Now $$prod_{k=1}^{n}kleq n^n, text{which is a very loose upper bound}tag 3$$

Using $(3)$ in $(2)$ and substituting the result in $(1)$ we have $T(n)=O(nlg(n))$ which is the same as the rough analysis…

Can I do anything better than $(3)$?


All the nodes referred to are the internal nodes in the Red-Black Tree.

Does the internal structure of a red-black tree depend on the insertion order?

Does the internal structure of a red-black tree (which nodes are red or black, the arrangement of the branches, the position of the individual values ​​…) depend on the order in which the elements were inserted? Or does it just depend on them to adjust of inserted elements without considering the order? Do different advertising orders always lead to the same tree?

In the event that the order really does matter, there is an algorithm that returns a sequence of elements on a red and black tree, so pasting in the same order results in a tree that is structurally identical to the one we used started?

Time Complexity – In the case of right rotation for red-black trees, there is a less efficient way to re-color them. Why is not it O (log (n))?

So the first time I tried to color that insertion point out of memory, it was repainted on the right side. Of course, the left side's staining is more efficient as the loop ends up here. If it does, we will check in the right case whether the grandparent of one If the root is (color is black) and the loop continues from this node otherwise, I've read that it does not make the stain any longer O (log (n)), why is that?
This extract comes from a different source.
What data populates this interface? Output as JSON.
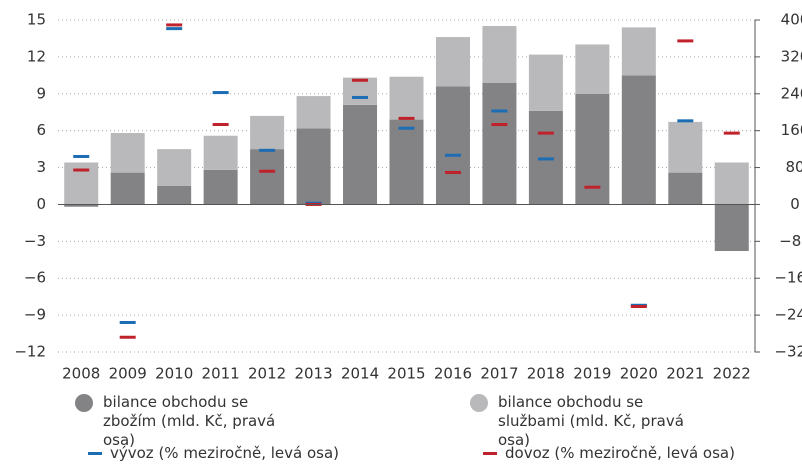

In the worst case, it still seems to be O (log (2n)), even though the number of revolutions performed is no longer O (1). red-black inking alternatives

Data Structures – Is the tree displayed as a valid red-black tree?

I have made a red and black tree and think that it is not valid. Could someone please check?
Red-black tree
As far as I know, in the red-black tree we also look at the leaf nodes at the NULLs of the visible leaf nodes, and those NULLs are considered black.
So, according to this logic, when we look at the order root->left->left->left as black, then no. from black nodes to this NULL node are 2.
Even if we look at the knot root->right->right->right->right->right as black, then there are no black nodes to this NULL node 3.
So, according to the argument above, it should not be a valid red-black tree.
Am I right or do I miss an important concept?